Running Dataset Frameworks
Dataset-based frameworks work differently—they load pre-curated adversarial inputs rather than generating synthetic attacks:
from deepteam import red_team
from deepteam.frameworks import BeaverTails
red_team(
model_callback=model_callback,
framework=BeaverTails()
)
from deepteam import red_team
from deepteam.frameworks import Aegis
red_team(
model_callback=model_callback,
framework=Aegis()
)
Dataset frameworks are useful for:
- Benchmarking — Comparing your model's safety profile against a fixed, reproducible set of adversarial inputs.
- Regression testing — Running the same dataset after model updates to detect safety regressions.

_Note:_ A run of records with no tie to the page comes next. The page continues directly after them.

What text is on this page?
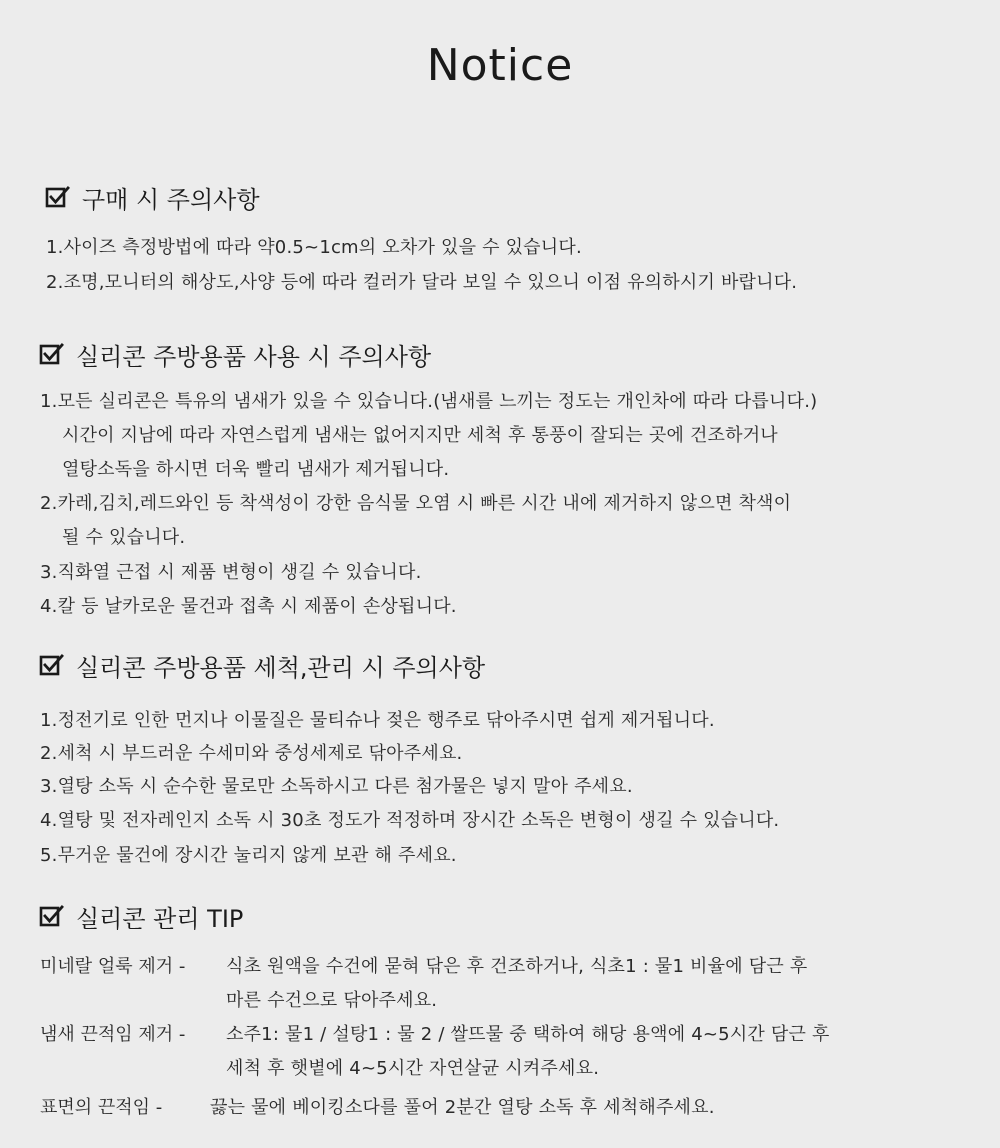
Notice
구매 시 주의사항
1.사이즈 측정방법에 따라 약0.5~1cm의 오차가 있을 수 있습니다.
2.조명,모니터의 해상도,사양 등에 따라 컬러가 달라 보일 수 있으니 이점 유의하시기 바랍니다.
실리콘 주방용품 사용 시 주의사항
1.모든 실리콘은 특유의 냄새가 있을 수 있습니다.(냄새를 느끼는 정도는 개인차에 따라 다릅니다.)
시간이 지남에 따라 자연스럽게 냄새는 없어지지만 세척 후 통풍이 잘되는 곳에 건조하거나
열탕소독을 하시면 더욱 빨리 냄새가 제거됩니다.
2.카레,김치,레드와인 등 착색성이 강한 음식물 오염 시 빠른 시간 내에 제거하지 않으면 착색이
될 수 있습니다.
3.직화열 근접 시 제품 변형이 생길 수 있습니다.
4.칼 등 날카로운 물건과 접촉 시 제품이 손상됩니다.
실리콘 주방용품 세척,관리 시 주의사항
1.정전기로 인한 먼지나 이물질은 물티슈나 젖은 행주로 닦아주시면 쉽게 제거됩니다.
2.세척 시 부드러운 수세미와 중성세제로 닦아주세요.
3.열탕 소독 시 순수한 물로만 소독하시고 다른 첨가물은 넣지 말아 주세요.
4.열탕 및 전자레인지 소독 시 30초 정도가 적정하며 장시간 소독은 변형이 생길 수 있습니다.
5.무거운 물건에 장시간 눌리지 않게 보관 해 주세요.
실리콘 관리 TIP
미네랄 얼룩 제거 - 식초 원액을 수건에 묻혀 닦은 후 건조하거나, 식초1 : 물1 비율에 담근 후
마른 수건으로 닦아주세요.
냄새 끈적임 제거 - 소주1: 물1 / 설탕1 : 물 2 / 쌀뜨물 중 택하여 해당 용액에 4~5시간 담근 후
세척 후 햇볕에 4~5시간 자연살균 시켜주세요.
표면의 끈적임 -	끓는 물에 베이킹소다를 풀어 2분간 열탕 소독 후 세척해주세요.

- Compliance evidence — Demonstrating that your model was tested against an established safety dataset.
Choosing the Right Framework
The framework you choose depends on your application type, compliance requirements, and what you need to demonstrate:
| Scenario | Recommended framework |
|---|---|
| General LLM application security audit | OWASPTop10 |
| AI agent or tool-calling system | OWASP_ASI_2026 |
| US government or NIST compliance | NIST |
| Threat modeling against known adversary tactics | MITRE |
| Benchmarking on established safety datasets | BeaverTails or Aegis |
| Internal security review for stakeholders | OWASPTop10 (widely recognized) |
For most teams, OWASPTop10 is the best starting point. It provides broad coverage, maps to well-understood risk categories, and produces results that security teams and stakeholders are familiar with.
If your system is an AI agent with tool access, run OWASP_ASI_2026 in addition to (or instead of) OWASPTop10.

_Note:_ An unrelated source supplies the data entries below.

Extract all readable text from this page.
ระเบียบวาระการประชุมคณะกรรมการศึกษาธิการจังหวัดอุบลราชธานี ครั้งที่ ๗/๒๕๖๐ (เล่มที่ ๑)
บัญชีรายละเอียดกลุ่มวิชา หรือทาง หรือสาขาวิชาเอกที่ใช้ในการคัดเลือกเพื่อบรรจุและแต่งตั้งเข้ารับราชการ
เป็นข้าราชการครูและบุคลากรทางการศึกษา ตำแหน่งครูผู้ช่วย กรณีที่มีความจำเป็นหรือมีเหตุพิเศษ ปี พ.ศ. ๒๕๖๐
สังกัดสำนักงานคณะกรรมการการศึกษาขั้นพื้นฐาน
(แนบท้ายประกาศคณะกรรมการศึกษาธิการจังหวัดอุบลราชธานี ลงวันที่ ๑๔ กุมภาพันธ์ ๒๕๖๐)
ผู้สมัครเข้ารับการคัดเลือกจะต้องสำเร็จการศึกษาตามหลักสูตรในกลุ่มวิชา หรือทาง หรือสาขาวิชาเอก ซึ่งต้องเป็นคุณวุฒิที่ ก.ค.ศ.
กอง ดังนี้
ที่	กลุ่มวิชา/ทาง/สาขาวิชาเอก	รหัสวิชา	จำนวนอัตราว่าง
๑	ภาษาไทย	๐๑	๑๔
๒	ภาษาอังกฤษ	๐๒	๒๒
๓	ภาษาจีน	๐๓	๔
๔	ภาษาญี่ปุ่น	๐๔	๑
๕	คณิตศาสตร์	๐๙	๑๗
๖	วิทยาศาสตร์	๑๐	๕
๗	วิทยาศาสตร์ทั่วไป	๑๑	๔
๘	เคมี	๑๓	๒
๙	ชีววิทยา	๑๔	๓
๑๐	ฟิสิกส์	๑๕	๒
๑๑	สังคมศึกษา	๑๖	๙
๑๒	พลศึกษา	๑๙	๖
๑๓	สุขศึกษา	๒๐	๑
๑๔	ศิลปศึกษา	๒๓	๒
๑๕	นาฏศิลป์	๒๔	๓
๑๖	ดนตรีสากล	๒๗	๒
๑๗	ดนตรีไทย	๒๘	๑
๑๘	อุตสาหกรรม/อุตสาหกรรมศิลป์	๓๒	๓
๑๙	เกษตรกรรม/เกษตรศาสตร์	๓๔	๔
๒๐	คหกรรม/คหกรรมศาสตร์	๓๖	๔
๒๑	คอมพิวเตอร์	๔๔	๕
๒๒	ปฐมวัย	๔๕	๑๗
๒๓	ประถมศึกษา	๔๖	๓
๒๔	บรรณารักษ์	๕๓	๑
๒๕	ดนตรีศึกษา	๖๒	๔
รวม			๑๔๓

Frameworks vs. Manual Selection
| Use frameworks when... | Use manual selection when... |
|---|---|
| You need standardized, compliance-aligned coverage | You have a specific threat model with known weaknesses |
| You want to demonstrate adherence to an industry standard | You need to test custom vulnerabilities not covered by frameworks |
| You're running an initial assessment and need broad coverage | You're isolating and stress-testing a specific vulnerability |
| You need reproducible results across teams and time periods | You're building custom attack chains or pipelines |
The two approaches are complementary. A common workflow is:
- Run a framework assessment (e.g.,
OWASPTop10) for broad coverage. - Identify the weakest categories from the results.

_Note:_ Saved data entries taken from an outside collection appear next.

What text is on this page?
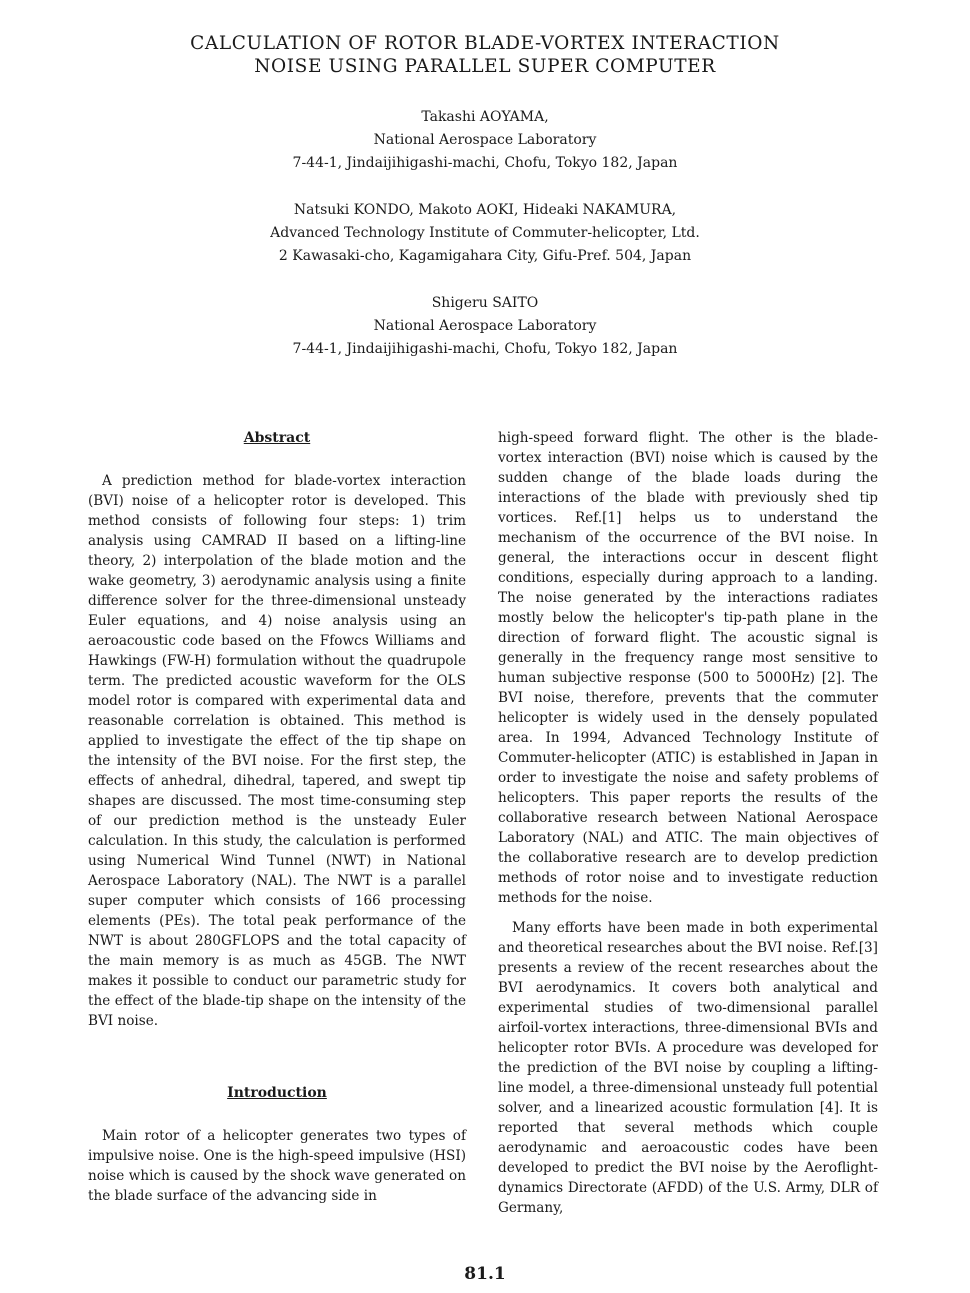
CALCULATION OF ROTOR BLADE-VORTEX INTERACTION
NOISE USING PARALLEL SUPER COMPUTER
Takashi AOYAMA,
National Aerospace Laboratory
7-44-1, Jindaijihigashi-machi, Chofu, Tokyo 182, Japan
Natsuki KONDO, Makoto AOKI, Hideaki NAKAMURA,
Advanced Technology Institute of Commuter-helicopter, Ltd.
2 Kawasaki-cho, Kagamigahara City, Gifu-Pref. 504, Japan
Shigeru SAITO
National Aerospace Laboratory
7-44-1, Jindaijihigashi-machi, Chofu, Tokyo 182, Japan
Abstract

A prediction method for blade-vortex interaction (BVI) noise of a helicopter rotor is developed. This method consists of following four steps: 1) trim analysis using CAMRAD II based on a lifting-line theory, 2) interpolation of the blade motion and the wake geometry, 3) aerodynamic analysis using a finite difference solver for the three-dimensional unsteady Euler equations, and 4) noise analysis using an aeroacoustic code based on the Ffowcs Williams and Hawkings (FW-H) formulation without the quadrupole term. The predicted acoustic waveform for the OLS model rotor is compared with experimental data and reasonable correlation is obtained. This method is applied to investigate the effect of the tip shape on the intensity of the BVI noise. For the first step, the effects of anhedral, dihedral, tapered, and swept tip shapes are discussed. The most time-consuming step of our prediction method is the unsteady Euler calculation. In this study, the calculation is performed using Numerical Wind Tunnel (NWT) in National Aerospace Laboratory (NAL). The NWT is a parallel super computer which consists of 166 processing elements (PEs). The total peak performance of the NWT is about 280GFLOPS and the total capacity of the main memory is as much as 45GB. The NWT makes it possible to conduct our parametric study for the effect of the blade-tip shape on the intensity of the BVI noise.

Introduction

Main rotor of a helicopter generates two types of impulsive noise. One is the high-speed impulsive (HSI) noise which is caused by the shock wave generated on the blade surface of the advancing side in

high-speed forward flight. The other is the blade-vortex interaction (BVI) noise which is caused by the sudden change of the blade loads during the interactions of the blade with previously shed tip vortices. Ref.[1] helps us to understand the mechanism of the occurrence of the BVI noise. In general, the interactions occur in descent flight conditions, especially during approach to a landing. The noise generated by the interactions radiates mostly below the helicopter's tip-path plane in the direction of forward flight. The acoustic signal is generally in the frequency range most sensitive to human subjective response (500 to 5000Hz) [2]. The BVI noise, therefore, prevents that the commuter helicopter is widely used in the densely populated area. In 1994, Advanced Technology Institute of Commuter-helicopter (ATIC) is established in Japan in order to investigate the noise and safety problems of helicopters. This paper reports the results of the collaborative research between National Aerospace Laboratory (NAL) and ATIC. The main objectives of the collaborative research are to develop prediction methods of rotor noise and to investigate reduction methods for the noise.

Many efforts have been made in both experimental and theoretical researches about the BVI noise. Ref.[3] presents a review of the recent researches about the BVI aerodynamics. It covers both analytical and experimental studies of two-dimensional parallel airfoil-vortex interactions, three-dimensional BVIs and helicopter rotor BVIs. A procedure was developed for the prediction of the BVI noise by coupling a lifting-line model, a three-dimensional unsteady full potential solver, and a linearized acoustic formulation [4]. It is reported that several methods which couple aerodynamic and aeroacoustic codes have been developed to predict the BVI noise by the Aeroflight-dynamics Directorate (AFDD) of the U.S. Army, DLR of Germany,

81.1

- Use manual vulnerability and attack selection to deep-dive into those areas.
- Run
assess()on individual vulnerabilities to measure fix effectiveness.
Scaling on the Cloud
Framework-based red teaming is most valuable when run continuously — compliance requirements don't stop after a single assessment, and model updates can shift pass rates across entire risk categories. Confident AI lets you run framework assessments from its platform with scheduled execution, so you maintain ongoing compliance coverage without managing local infrastructure.
Select a framework (OWASP, MITRE, NIST, or custom) from the UI, connect your application via an AI Connection, and schedule recurring runs. Each assessment produces per-category breakdowns with CVSS-style severity scores, so you can track compliance posture across risk categories over time. PDF exports are available for audits, security reviews, and regulatory documentation.

What to Do Next
- Start with
OWASPTop10— Run a full assessment to establish a baseline across all 10 risk categories. - Scope down for iteration — Use
categoriesto focus on the weakest areas and re-run faster. - Layer with manual selection — After the framework assessment, use the custom pipelines guide to build targeted tests for specific failure modes.
- Deploy guardrails — Use the guardrails guide to protect against the vulnerabilities the framework assessment uncovered.
- Benchmark with datasets — Run
BeaverTailsorAegisto measure your model against established safety benchmarks.